I believe that the attached paper would be of interest to this group:
Distentangling Related Domains of Moral, Cognitive and Ego Development
I found the passage below to be particularly illuminating, so I wanted to share it here as well:
Although Kohlberg (1986) saw it as more
speculative and outside of his main concern
of articulating the course of moral
development, he collaborated with John
Snarey and Gil Noam to articulate a distinct
theoretical expression of the structural
relation of moral development with
other distinct strands of development. In
particular, Snarey, Kohlberg, and Noam
(1983) postulated three separate structural
subdomains within a unified ego that
stand in cognitive relation to each other.
The three subdomains are epistemological
(e.g., Piaget, 1972), ethical (e.g.,
Kohlberg, 1986), and metaphysical (e.g.,
Fowler, 1981). Each is considered a subdomain
of “reasoning” in a broad meaning-
making sense that “reunites what a
person thinks, feels and does” (p. 309). In
turn, each implies a particular reference
point: “the natural environment,” “the
social environment,” and “the ultimate
environment.” (page 3)
Looking forward to continuing the conversation...
New York, NY
The mention of Kohlberg immediately raises the question about how whether Haidt's social intuitionist approach really does eclipse Kohlberg's work...! ;-)
Funnily enough I'm just starting to read that large book by Alverno College's Marcia Mentkowski, titled 'Learning that Lasts'.
I suspect if you want to disentangle subdomains of development, you need to have read about the major longitudinal studies of adult development.
They are, er..., off the top of my head (I'm not an expert in this):
- William Perry
- Alverno college/Mentkowksi
- Marcia Baxter Magolda
- Kegan (though I'm not sure he's written up the people he's following; or maybe I imagined it all)
- King and Kitchener
- The 'Women's Way's of Knowing' crowd might have done longitudinal research too (even if they try to avoid anything that looks too hierarchical/developmental).
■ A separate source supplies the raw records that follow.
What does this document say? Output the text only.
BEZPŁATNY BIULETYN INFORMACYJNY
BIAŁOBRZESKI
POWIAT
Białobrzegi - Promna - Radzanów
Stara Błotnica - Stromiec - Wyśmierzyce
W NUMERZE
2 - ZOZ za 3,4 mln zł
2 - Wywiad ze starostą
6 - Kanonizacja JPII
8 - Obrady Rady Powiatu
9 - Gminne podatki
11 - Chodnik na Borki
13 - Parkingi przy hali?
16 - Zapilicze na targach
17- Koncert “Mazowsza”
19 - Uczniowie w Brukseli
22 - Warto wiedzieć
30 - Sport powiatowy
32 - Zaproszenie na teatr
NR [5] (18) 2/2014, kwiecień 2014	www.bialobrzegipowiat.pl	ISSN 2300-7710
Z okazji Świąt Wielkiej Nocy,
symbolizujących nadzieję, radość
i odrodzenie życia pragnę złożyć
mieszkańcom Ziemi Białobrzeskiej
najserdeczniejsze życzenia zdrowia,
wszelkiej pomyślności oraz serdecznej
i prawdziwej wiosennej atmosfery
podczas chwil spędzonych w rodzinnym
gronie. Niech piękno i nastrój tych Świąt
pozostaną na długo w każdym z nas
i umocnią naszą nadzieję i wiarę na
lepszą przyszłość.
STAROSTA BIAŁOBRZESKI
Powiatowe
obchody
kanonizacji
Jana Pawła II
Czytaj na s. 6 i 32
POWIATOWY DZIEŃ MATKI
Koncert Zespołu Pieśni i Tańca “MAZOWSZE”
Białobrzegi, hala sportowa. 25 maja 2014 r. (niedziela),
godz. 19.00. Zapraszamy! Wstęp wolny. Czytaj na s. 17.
- Come to think of it, there must be a ton of Elliot Jaques-related tracking of individuals - though often stuck inside corporate talent management systems...
There have been one or two other longitudinal studies looking at groups of women, I think. (Josselson, Labouvie-Vief?)
By the way, Snarey did that 1985 global survey of whether Kohlberg's model is valid. He did a second one a year or two back - I think I just found it on Google Scholar.
The anti-WEIRD authors probably ought to have responded to it - but didn't even seem to notice it.
Somehow we need to work out how all the 'lines of development' relate - but also how it all relates to the differing systems - Elephant and Rider - that Haidt talks about, presumably the same as Kahnman's thinking fast and slow.
Is anyone discussing such dual-system theories and relating them to adult development?